Here is the data I collected:

But don’t feel bound to this set. If there is something I am overlooking, please let me know.

Why is this important? Why is this worthy of your talent and time?

If we can predict a team’s stolen base talent, we can predict a more exact stolen-base attempt rate for that team. And if we can do it on the team level, we can do it on the player level and the lineup level just as easily. We can look at a player’s StealX and the following five HR-rates and say, Jimmy, get aggressive, try for a steal 15% of every opportunity you’ve got.

But first I need your help. First we need to find StealX. We need to predict stolen base talent.

I have a question about the Acceptable SB% in the 2nd graph. Is this the break-even point? Because if so, it suggests to me that teams were stealing too much. An Acceptable SB% equal to the actual SB% would imply that net, teams derived no value from SBs.

Correct. It seems that only recently have teams been able to extract any net positive value from SBs. My guess is that the success rate will continue to improve as teams eliminate attempts where the probability of success is <66%.

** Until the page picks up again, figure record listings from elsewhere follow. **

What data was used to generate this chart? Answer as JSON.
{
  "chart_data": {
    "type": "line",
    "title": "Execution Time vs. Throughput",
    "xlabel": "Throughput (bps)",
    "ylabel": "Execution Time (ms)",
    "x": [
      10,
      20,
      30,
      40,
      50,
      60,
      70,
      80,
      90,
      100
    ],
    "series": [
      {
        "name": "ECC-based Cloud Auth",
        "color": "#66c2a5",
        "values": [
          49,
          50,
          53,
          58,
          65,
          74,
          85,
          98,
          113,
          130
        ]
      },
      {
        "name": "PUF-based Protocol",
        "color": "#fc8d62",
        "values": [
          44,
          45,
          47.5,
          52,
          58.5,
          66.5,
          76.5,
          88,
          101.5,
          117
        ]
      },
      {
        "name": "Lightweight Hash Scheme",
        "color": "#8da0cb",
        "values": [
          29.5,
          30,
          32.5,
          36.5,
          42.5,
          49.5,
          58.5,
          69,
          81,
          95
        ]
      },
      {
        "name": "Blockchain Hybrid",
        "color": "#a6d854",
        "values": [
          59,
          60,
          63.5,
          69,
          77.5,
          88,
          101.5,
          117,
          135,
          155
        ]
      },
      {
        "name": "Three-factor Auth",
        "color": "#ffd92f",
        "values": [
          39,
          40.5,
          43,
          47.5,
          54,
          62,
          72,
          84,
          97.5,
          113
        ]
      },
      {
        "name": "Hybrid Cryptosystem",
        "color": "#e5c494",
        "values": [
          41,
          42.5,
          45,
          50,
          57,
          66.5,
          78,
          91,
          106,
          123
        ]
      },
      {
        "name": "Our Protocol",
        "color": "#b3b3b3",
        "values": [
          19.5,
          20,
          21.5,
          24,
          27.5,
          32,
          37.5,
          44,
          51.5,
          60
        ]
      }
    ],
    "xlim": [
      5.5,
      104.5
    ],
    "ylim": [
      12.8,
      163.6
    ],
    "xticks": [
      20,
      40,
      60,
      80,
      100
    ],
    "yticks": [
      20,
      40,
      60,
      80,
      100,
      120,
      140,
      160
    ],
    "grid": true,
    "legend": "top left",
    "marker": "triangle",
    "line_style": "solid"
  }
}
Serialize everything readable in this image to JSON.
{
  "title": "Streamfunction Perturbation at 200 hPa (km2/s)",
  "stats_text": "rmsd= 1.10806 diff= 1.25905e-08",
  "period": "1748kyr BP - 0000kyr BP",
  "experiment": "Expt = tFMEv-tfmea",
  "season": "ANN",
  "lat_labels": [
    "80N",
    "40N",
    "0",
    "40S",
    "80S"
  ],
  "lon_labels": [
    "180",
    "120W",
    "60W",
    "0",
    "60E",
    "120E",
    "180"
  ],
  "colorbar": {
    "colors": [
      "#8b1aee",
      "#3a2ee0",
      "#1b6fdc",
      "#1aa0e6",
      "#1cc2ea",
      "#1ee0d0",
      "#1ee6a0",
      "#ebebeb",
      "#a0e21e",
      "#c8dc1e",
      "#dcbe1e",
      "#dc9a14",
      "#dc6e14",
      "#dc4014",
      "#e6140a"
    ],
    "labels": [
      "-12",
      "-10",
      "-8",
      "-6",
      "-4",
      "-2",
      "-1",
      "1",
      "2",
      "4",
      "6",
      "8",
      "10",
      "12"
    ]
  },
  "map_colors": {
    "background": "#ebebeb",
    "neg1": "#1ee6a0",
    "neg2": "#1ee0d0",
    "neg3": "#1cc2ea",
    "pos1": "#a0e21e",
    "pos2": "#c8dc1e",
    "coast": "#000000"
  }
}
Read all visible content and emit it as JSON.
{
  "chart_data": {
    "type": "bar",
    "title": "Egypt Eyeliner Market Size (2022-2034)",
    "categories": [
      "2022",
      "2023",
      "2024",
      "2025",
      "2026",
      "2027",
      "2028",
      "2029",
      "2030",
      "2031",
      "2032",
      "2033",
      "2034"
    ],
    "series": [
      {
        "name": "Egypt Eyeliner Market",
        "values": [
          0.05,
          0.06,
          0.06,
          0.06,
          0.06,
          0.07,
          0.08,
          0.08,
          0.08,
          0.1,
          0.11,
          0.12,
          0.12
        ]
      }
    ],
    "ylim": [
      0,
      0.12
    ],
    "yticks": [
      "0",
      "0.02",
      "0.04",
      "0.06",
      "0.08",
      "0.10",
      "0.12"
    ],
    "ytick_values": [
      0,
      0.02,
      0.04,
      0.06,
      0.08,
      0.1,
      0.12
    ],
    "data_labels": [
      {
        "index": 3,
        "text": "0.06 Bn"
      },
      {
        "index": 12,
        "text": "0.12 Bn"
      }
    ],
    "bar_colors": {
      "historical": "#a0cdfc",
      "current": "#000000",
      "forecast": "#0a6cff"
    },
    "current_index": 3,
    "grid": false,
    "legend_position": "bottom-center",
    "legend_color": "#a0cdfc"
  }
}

Right that’s what I was thinking. Intuitively, you want to keep stealing while the *marginal* success rate is above the break-even point, but the marginal rate will always be lower than the average rate. If the average rate equals the break-even rate, that would imply teams were attempting steals with a probablility below the break-even rate that were pulling the average down to break-even.

This is precisely why we want to find some method of guessing marginal steal success rates. No, you don’t want to have a net 0% (a la Mets and Cubs in 2012 http://www.fangraphs.com/blogs/index.php/the-changing-caught-stealing-calculus-2/), but keeping 5% or so above should, theoretically, keep you in the most productive zone. I look at the late 1980s as the ideal era of base-stealing efficiency.

Gotcha. So your contention is that the marginal SB% is currently above the break-even point. I certainly could see that being true; as you allude to in the piece that’s a very difficult thing to analyze.